— Держи, братец, за расторопность тебе. Я назначен помощником господина полицмейстера и буду у вас довольно часто бывать. Мне понравилось. Обязательно передай это хозяину. А сейчас — извините, торопимся. Господин пристав, прошу вас, — уступил дорогу Чукееву и следом за ним вышел из магазина, осторожно поправляя на правой руке клетчатый плед.

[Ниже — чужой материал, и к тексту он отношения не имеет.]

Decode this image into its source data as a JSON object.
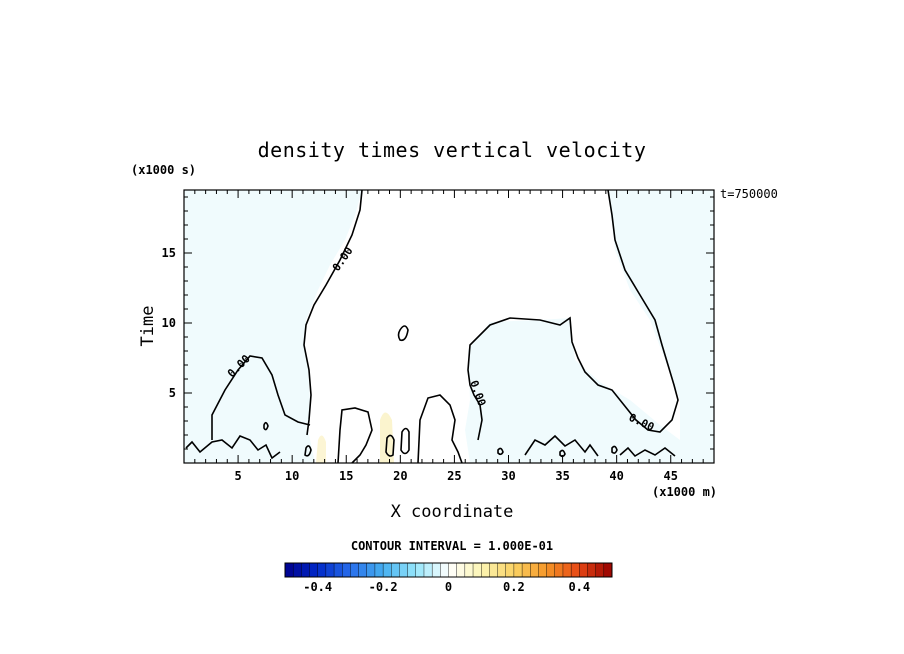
{
  "chart_data": {
    "type": "contour",
    "title": "density times vertical velocity",
    "xlabel": "X coordinate",
    "ylabel": "Time",
    "x_unit": "(x1000 m)",
    "y_unit": "(x1000 s)",
    "time_stamp": "t=750000",
    "xlim": [
      0,
      49
    ],
    "ylim": [
      0,
      19.5
    ],
    "x_ticks": [
      5,
      10,
      15,
      20,
      25,
      30,
      35,
      40,
      45
    ],
    "y_ticks": [
      5,
      10,
      15
    ],
    "contour_label": "0.00",
    "contour_interval_text": "CONTOUR INTERVAL = 1.000E-01",
    "colorbar": {
      "range": [
        -0.5,
        0.5
      ],
      "ticks": [
        "-0.4",
        "-0.2",
        "0",
        "0.2",
        "0.4"
      ],
      "tick_values": [
        -0.4,
        -0.2,
        0,
        0.2,
        0.4
      ]
    },
    "colors": {
      "negative_fill": "#f0fbfd",
      "positive_fill": "#fbf3c9",
      "contour": "#000000"
    }
  }
}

Следом за ними прощально звякнул колокольчик, скрипнули сани под увесистым телом Чукеева, и гнедые, подстегнутые кнутом кучера, бойко взяли с места ходкой рысью, понесли вдоль улицы, вздергивая головы и косматя гривы.

Скоро тройка выкатилась по Чернышевскому спуску на Обь, перемахнула на другой берег, свернула с накатанной дороги в реденькие кусты и там остановилась. Бока у лошадей ходили ходуном и прямо на глазах покрывались инеем — подмораживать начинало. Солнце сваливалось за макушки дальних колков, и на голубеющем снегу все длиннее вытягивались шаткие тени. Наст под ногами заскрипел, обретая звонкий голос, и господин с пледом, первым выскочив из саней, сделал несколько шагов, прислушался и улыбнулся:

— Какая музыка! Вы не находите, господин пристав, что все природные звуки гениальнее любых композиторских ухищрений?

Чукеев засопел, широко раздувая ноздри, и ничего не ответил.

— Никак вы обиделись?! — не переставая улыбаться, воскликнул господин и поправил плед, который по-прежнему висел у него на руке. — Тогда примите мои извинения; честное слово, я сожалею… Не держите зла, господин пристав, а теперь давайте прощаться… Выходите на дорогу и ступайте в город. Да, чуть не забыл: низкий поклон господину Гречману. Обязательно передайте.

Чукеев сдвинулся с места, пошел спиной вперед, запнулся на ровном месте и лишь после этого повернулся лицом к дороге, заторопился, все убыстряя шаг, а затем и вовсе перешел на рысь и скоро, выбравшись на укатанную дорогу, скрылся из глаз.

— Финита ля комедиа… Занавес! — Господин легким движением перекинул плед через плечо, и оказалось, что в руке у него был револьвер. Осторожно спустил курок, засунул револьвер в карман длинного пальто, потряс рукой, вздохнул: — Тьфу, черт, даже пальцы занемели. Непростая оказывается, работка — пристава под конвоем водить.

— И не говори, Николай Иванович, — отозвался рыжебородый кучер, слезая с облучка и расправляя плечи. — Он когда затопорщился да кулаком тыкать начал, я уж думал все, пропали.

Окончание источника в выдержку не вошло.